By way of context, in 1991, Congress adopted the TCPA, authorizing the FCC to, among other things, create a National DNC Registry to protect residential subscribers from unwanted solicitations that were tying up their home phone lines. Specifically, 47 U.S.C. § 227(c) directed the Commission to initiate rulemaking proceedings “concerning the need to protect residential telephone subscribers’ privacy rights” and granted the FCC authority to establish “a single national database to compile a list of telephone numbers of residential subscribers who object to receiving telephone solicitations.” 47 U.S.C. § 227(c)(1)–(3) (emphasis added). Pursuant to this authority, the FCC promulgated 47 C.F.R. § 64.1200(c)(2), which prohibits persons or entities from initiating telephone solicitations to “[a] residential telephone subscriber who has registered his or her telephone number on the national do-not-call registry of persons who do not wish to receive telephone solicitations that is maintained by the Federal Government.” 47 C.F.R § 64.1200(c)(2).
The FCC also added a further section to the regulations that purports to extend its Do-Not-Call regulations to wireless phone numbers when those phones are used by certain residential consumers. 47 C.F.R § 64.1200(e).
The Hunsinger Court agreed with the Plaintiff. Citing Section 64.1200(e), the Court observed that national Do-Not-Call regulations applied to “any person or entity making telephone solicitations or telemarketing calls to wireless telephone numbers.” The Court deferred to the 2003 FCC Order, wherein the Commission explained that “it is more consistent with the overall intent of the TCPA to allow wireless subscribers to benefit from the full range of TCPA protections[,]” and that “wireless subscribers may participate in the national do-not-call list.” As a result, the Court concluded that Plaintiff had “alleged sufficient facts for the court to draw the reasonable inference that his cellular telephone is a ‘residential telephone’ for purposes of 47 C.F.R. §§ 64.1200(c).”

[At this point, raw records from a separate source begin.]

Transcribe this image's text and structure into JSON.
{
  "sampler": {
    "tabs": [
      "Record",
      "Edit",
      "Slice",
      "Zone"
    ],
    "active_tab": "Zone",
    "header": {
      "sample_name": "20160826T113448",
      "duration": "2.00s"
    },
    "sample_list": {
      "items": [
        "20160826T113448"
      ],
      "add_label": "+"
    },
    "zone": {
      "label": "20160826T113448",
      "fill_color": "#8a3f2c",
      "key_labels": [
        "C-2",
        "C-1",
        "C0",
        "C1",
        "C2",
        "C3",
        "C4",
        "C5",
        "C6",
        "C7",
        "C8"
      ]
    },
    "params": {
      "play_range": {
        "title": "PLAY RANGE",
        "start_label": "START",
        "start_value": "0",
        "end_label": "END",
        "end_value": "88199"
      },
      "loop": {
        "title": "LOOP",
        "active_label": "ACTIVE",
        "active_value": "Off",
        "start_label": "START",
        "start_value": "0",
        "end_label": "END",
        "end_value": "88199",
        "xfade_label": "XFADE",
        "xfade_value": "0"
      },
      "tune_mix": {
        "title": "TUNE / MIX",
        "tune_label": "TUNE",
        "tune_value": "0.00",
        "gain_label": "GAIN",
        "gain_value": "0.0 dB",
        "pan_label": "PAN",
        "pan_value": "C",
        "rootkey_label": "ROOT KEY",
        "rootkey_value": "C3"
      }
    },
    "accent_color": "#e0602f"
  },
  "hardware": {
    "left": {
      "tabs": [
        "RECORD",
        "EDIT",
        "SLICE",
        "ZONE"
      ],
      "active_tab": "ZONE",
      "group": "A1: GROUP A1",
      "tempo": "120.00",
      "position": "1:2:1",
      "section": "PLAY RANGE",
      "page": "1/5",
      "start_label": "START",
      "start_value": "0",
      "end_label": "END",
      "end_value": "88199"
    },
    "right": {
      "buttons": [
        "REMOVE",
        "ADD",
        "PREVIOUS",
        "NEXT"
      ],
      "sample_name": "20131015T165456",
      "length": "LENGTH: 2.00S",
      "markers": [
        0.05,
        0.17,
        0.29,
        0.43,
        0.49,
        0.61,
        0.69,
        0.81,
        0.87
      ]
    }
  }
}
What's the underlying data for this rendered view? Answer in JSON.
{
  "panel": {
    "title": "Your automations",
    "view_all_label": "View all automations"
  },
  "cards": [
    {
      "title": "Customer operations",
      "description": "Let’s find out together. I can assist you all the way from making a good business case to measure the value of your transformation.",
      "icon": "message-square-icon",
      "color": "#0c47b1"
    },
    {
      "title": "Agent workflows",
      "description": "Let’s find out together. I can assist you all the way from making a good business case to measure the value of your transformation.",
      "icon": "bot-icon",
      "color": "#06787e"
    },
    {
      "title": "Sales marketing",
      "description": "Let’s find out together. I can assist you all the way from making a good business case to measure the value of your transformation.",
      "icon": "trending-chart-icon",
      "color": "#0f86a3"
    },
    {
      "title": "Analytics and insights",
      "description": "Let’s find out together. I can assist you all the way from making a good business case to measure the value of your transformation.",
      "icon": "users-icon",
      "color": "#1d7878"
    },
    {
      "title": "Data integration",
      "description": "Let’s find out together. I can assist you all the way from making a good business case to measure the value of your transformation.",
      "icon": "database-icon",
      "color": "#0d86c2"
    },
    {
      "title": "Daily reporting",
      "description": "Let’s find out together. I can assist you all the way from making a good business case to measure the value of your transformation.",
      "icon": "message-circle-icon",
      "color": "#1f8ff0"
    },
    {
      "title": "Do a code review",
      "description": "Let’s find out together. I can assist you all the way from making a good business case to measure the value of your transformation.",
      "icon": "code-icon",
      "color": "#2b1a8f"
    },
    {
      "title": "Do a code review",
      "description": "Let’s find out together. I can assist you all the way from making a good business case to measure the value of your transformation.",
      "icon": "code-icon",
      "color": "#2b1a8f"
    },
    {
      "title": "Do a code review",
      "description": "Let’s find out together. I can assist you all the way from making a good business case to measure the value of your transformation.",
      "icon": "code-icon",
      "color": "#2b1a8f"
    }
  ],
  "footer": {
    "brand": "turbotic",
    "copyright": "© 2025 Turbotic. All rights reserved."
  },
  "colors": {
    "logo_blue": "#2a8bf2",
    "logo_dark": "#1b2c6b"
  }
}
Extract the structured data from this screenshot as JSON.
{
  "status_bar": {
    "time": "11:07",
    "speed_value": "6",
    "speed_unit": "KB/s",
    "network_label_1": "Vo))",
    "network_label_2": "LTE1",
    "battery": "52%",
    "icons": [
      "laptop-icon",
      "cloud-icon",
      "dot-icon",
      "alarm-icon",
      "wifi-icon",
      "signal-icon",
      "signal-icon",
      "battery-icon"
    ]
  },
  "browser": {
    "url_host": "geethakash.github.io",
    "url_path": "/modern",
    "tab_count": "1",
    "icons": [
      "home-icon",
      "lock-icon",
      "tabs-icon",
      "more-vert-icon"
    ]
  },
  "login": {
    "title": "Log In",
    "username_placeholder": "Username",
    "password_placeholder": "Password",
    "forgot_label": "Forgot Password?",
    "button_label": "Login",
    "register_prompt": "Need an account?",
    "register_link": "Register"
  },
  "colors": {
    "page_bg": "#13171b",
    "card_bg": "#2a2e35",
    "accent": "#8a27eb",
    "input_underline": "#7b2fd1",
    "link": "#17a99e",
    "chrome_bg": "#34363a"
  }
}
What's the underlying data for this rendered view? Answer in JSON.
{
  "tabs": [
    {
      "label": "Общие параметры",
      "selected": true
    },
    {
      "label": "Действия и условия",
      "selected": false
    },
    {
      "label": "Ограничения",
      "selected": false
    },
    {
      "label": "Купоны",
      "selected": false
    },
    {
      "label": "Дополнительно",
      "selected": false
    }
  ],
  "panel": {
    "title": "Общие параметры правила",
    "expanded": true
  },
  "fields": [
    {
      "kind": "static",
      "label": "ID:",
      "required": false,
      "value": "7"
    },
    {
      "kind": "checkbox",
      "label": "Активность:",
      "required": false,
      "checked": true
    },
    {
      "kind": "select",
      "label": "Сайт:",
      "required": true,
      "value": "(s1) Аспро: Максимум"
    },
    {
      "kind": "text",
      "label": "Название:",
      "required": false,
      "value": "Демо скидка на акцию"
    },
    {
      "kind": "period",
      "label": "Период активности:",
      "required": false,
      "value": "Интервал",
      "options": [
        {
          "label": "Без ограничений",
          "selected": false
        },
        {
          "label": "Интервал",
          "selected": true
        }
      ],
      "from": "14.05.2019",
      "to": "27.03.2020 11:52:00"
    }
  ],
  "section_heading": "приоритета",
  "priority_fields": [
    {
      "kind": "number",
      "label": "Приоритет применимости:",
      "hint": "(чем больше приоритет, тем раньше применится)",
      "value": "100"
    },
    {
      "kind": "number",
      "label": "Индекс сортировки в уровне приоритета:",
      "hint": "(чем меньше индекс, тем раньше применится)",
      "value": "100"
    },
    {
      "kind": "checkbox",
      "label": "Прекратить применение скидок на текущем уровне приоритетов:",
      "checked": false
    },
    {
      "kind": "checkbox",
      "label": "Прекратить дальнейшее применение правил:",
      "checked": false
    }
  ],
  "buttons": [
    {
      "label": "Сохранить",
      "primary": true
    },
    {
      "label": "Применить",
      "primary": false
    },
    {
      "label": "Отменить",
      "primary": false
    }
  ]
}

Notably, the Defendant did not raise the argument (and the Court did not consider) whether, in adopting its 2003 expansion of the DNC rules, the FCC had exceeded the scope of authority Congress granted it in 1991 by re-interpreting “residential subscriber” to include cell phones. There is good reason to conclude that the FCC’s 2003 interpretation is not entitled to deference, given that the plain language of the TCPA clearly distinguishes between “residential” and “wireless” lines. See, e.g., Morgan v. U.S. Xpress, Inc., No. 3:17-cv-00085, 2018 WL 3580775, at *2 (W.D.Va. July 25, 2018) (granting motion to dismiss where Plaintiff alleged only that he received calls on his “cellular telephone line” and noting that “Congress’s structural choice to treat [residential and cellular telephone lines] differently has been observed by abundant and uniform authority.”). Indeed, in a case raising allegations similar to those present here, another federal court in Texas determined that the private right of action created by the TCPA “is . . . limited to redress for violations of the regulations that concern residential telephone subscribers” not “Plaintiff’s cellular phones.” Cunningham v. Politi, No. 4:18-CV-00362-ALM-CAN, 2019 WL 2517085, at *4 (E.D. Tex. June 19, 2019).
In sum, although some courts may view the FCC’s DNC regulations and 2003 Order as dispositive on the issue whether the TCPA prohibits unsolicited telephone calls to a cell phone used for residential purposes, that does not settle the issue for all time. Formidable counterarguments exist that should not be overlooked by companies facing claims that a call to a cellular telephone registered on the National Do-Not-Call list gives rise to a private right of action under the TCPA.